We astronomers can be a fairly unflappable group, perhaps because our science gives us a sense of proportion, sometimes a bit too much so. On September 11, 2001, a handful of my colleagues were hard at work, figuring "things would sort themselves out." When Hurricane Ike was approaching the Texas Coast and had a chance of striking Austin, our lunchtime and break time discussions were centered around that week's astronomy colloquia.
So, it was a little astounding at lunch yesterday, when the lunchtime discussion was mostly related to the U.S. financial crisis. A couple of times, a couple of people tried to steer the talk into a discussion of magnetic hoop stresses and the magneto-rotational instability (topics I don't understand very well), but even the die-hard theorists' eyes kept flitting back to the restaurant's TV screen, as the Dow went from -60 points to +60 points to -50 points to positive territory again, all in about 45 minutes.
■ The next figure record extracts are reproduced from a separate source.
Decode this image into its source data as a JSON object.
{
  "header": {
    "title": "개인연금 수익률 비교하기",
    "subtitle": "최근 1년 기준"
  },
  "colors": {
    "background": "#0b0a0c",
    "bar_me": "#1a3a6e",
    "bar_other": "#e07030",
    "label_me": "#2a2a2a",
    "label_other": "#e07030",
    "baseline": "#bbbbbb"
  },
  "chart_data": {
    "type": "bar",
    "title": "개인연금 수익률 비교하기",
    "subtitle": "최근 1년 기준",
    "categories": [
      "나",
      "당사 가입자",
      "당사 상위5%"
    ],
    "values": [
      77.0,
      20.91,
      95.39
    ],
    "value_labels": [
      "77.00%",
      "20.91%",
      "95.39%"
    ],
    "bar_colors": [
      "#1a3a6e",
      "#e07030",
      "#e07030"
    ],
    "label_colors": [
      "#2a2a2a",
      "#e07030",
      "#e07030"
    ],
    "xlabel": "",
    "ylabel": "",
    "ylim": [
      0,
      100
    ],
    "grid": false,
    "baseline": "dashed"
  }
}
Bad economic times do not bode well for science. State budget problems mean fewer positions at state universities. The 30% drop in the markets takes a significant chunk of money out of university endowments, donated monies that are invested, with the profits being used to fund research, scholarships, and jobs. The federal science budgets will almost certainly not rise greatly, if at all, except in a few specific fields (like energy technology). The extent our future money problems is extremely uncertain. So, we're nervous, too.